Whew, it’s been a while. I’ve gotten a bit behind in the past couple weeks. Recently I’ve been busy with stuff in life, and I must admit that before that I was kinda slacking off and focusing more on other stuff, such as learning about William Blake, who is now my favorite poet, and researching the fascinating Giulio Camillo, who, though he has now been nearly forgotten, was one of the most famous men of the 16th century. His life’s work consisted of building a theatre of sorts, which he called the Theatre of Memory. The theatre was intended to impart the audience member (who stood at the stage and looked out) with the intelligence of Cicero by activating the memory/intellect through a complex mnemonic system consisting of mystical symbolism. I think that idea–which originated in a Greek memorization method of physically building mnemonic devices and setting them up in a sequence and walking through them–would be interesting to explore in a game. Not necessarily opening the viewer’s mind to a higher plane of knowledge like Camillo’s grand plan, but perhaps in activating the players intellect and memory through symbolism. Which is actually sort of what I’m already going to try to do with telling the mythological back-story of my game through symbolism and imagery. Or it could be interesting to use the concept of the classical memorization method in a puzzle somehow. Sounds like something in Myst.
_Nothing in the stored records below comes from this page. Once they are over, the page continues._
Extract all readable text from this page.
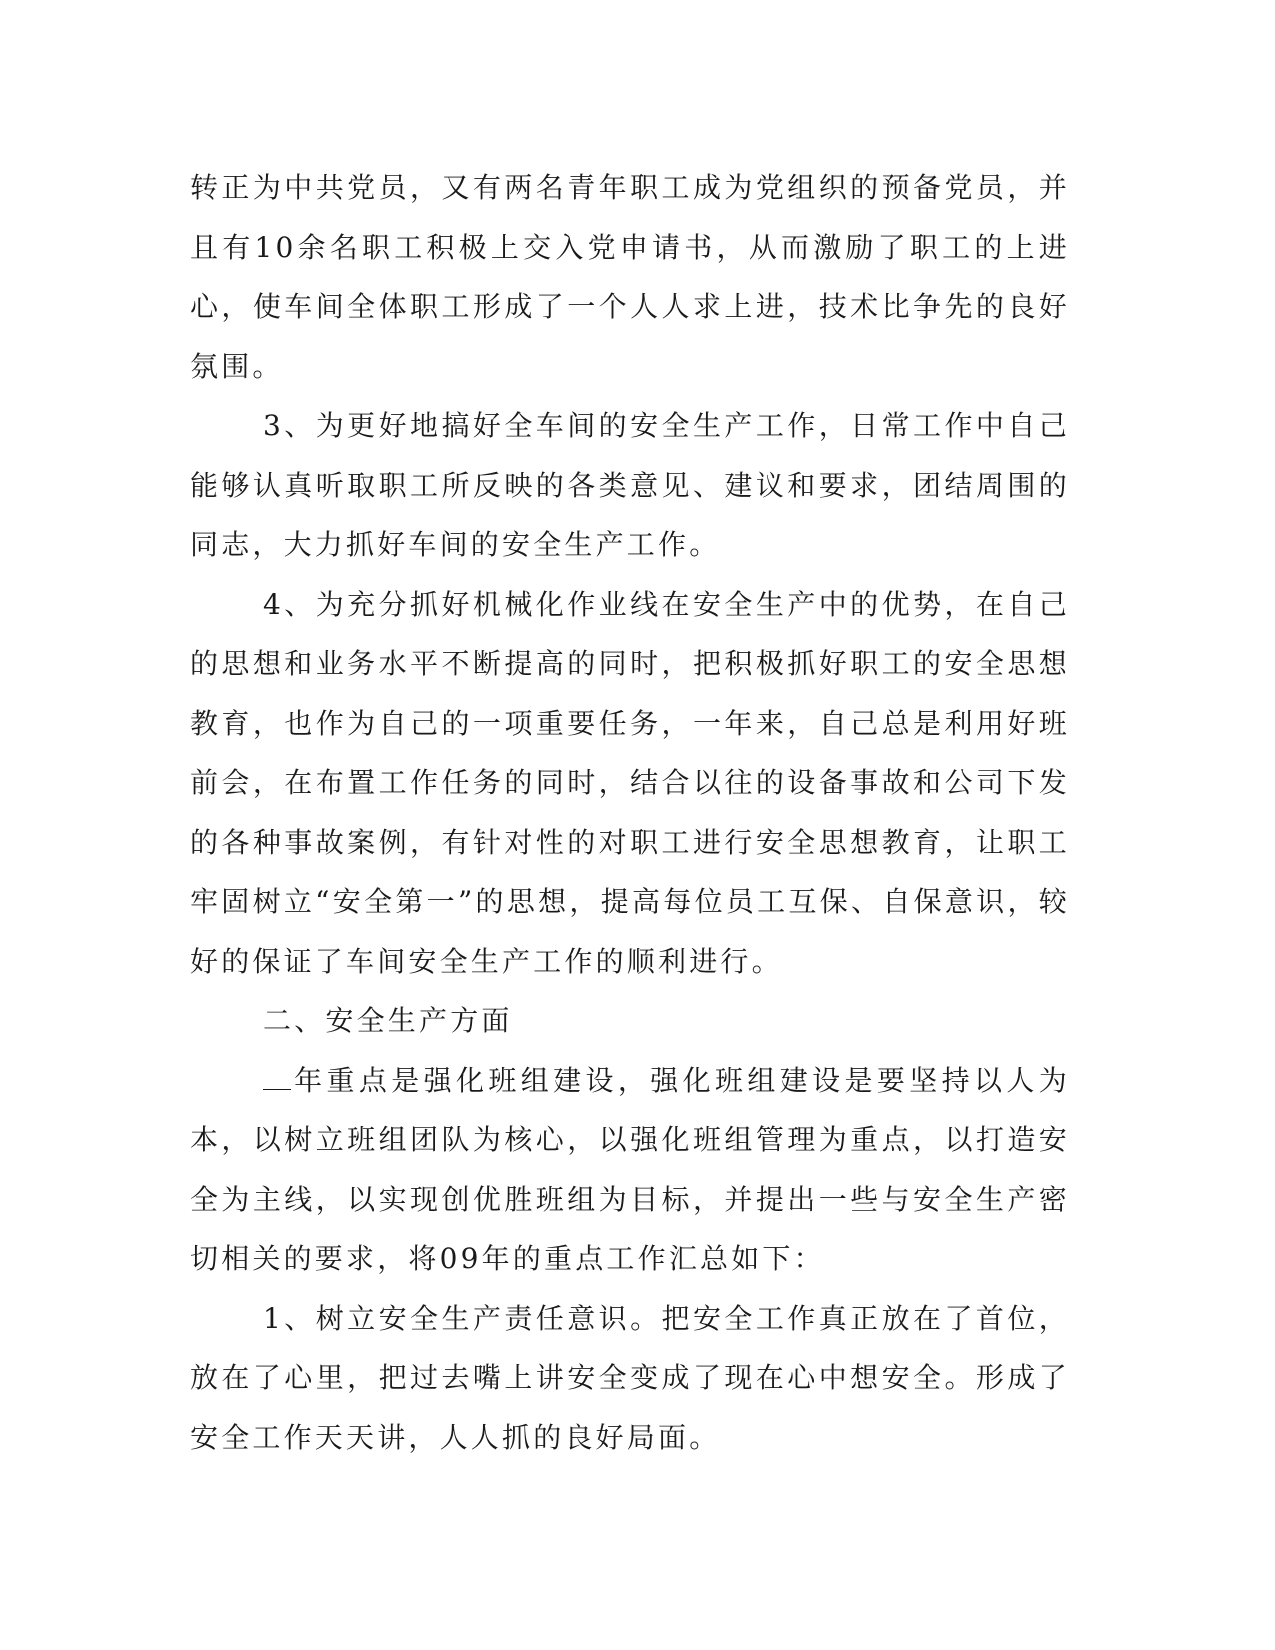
转正为中共党员，又有两名青年职工成为党组织的预备党员，并且有10余名职工积极上交入党申请书，从而激励了职工的上进心，使车间全体职工形成了一个人人求上进，技术比争先的良好氛围。

3、为更好地搞好全车间的安全生产工作，日常工作中自己能够认真听取职工所反映的各类意见、建议和要求，团结周围的同志，大力抓好车间的安全生产工作。

4、为充分抓好机械化作业线在安全生产中的优势，在自己的思想和业务水平不断提高的同时，把积极抓好职工的安全思想教育，也作为自己的一项重要任务，一年来，自己总是利用好班前会，在布置工作任务的同时，结合以往的设备事故和公司下发的各种事故案例，有针对性的对职工进行安全思想教育，让职工牢固树立“安全第一”的思想，提高每位员工互保、自保意识，较好的保证了车间安全生产工作的顺利进行。

二、安全生产方面

年重点是强化班组建设，强化班组建设是要坚持以人为本，以树立班组团队为核心，以强化班组管理为重点，以打造安全为主线，以实现创优胜班组为目标，并提出一些与安全生产密切相关的要求，将09年的重点工作汇总如下：

1、树立安全生产责任意识。把安全工作真正放在了首位，放在了心里，把过去嘴上讲安全变成了现在心中想安全。形成了安全工作天天讲，人人抓的良好局面。
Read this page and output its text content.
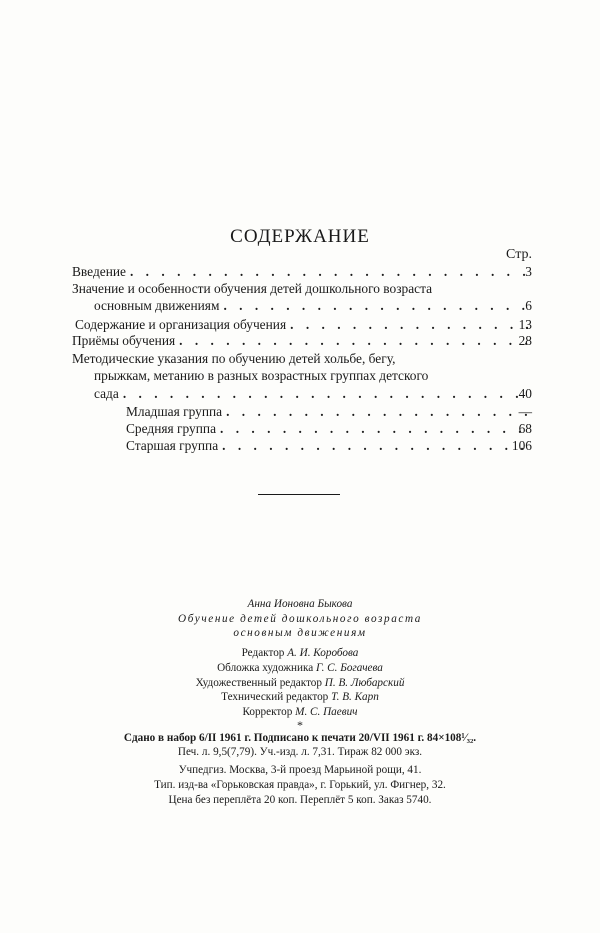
СОДЕРЖАНИЕ
Стр.
Введение . . .	3
Значение и особенности обучения детей дошкольного возраста
основным движениям . . .	6
Содержание и организация обучения . . .	13
Приёмы обучения . . .	28
Методические указания по обучению детей хольбе, бегу,
прыжкам, метанию в разных возрастных группах детского
сада . . .	40
Младшая группа . . .	—
Средняя группа . . .	68
Старшая группа . . .	106
Анна Ионовна Быкова
Обучение детей дошкольного возраста
основным движениям
Редактор А. И. Коробова
Обложка художника Г. С. Богачева
Художественный редактор П. В. Любарский
Технический редактор Т. В. Карп
Корректор М. С. Паевич
*
Сдано в набор 6/II 1961 г. Подписано к печати 20/VII 1961 г. 84×108¹⁄₃₂.
Печ. л. 9,5(7,79). Уч.-изд. л. 7,31. Тираж 82 000 экз.
Учпедгиз. Москва, 3-й проезд Марьиной рощи, 41.
Тип. изд-ва «Горьковская правда», г. Горький, ул. Фигнер, 32.
Цена без переплёта 20 коп. Переплёт 5 коп. Заказ 5740.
It’s probably something that is in Myst. But yeah… interesting stuff to think about.
So anyway, since my last update I’ve worked a bit more on the cathedral area, adding passageways to different areas. And I think I finally got torch lighting down (i.e. getting the flickering and everything to look right). Besides that, I’ve been working on fixing up some previously unknown issues with my World Surveyor Man (Mir-Susne-Khum) model/rig, and right now I’m about two thirds of the way done with my model for the player’s son.
I’m basing the head off of the eponymous character in the first feature length movie by my favorite director, Andrei Tarkovsky: Ivan’s Childhood.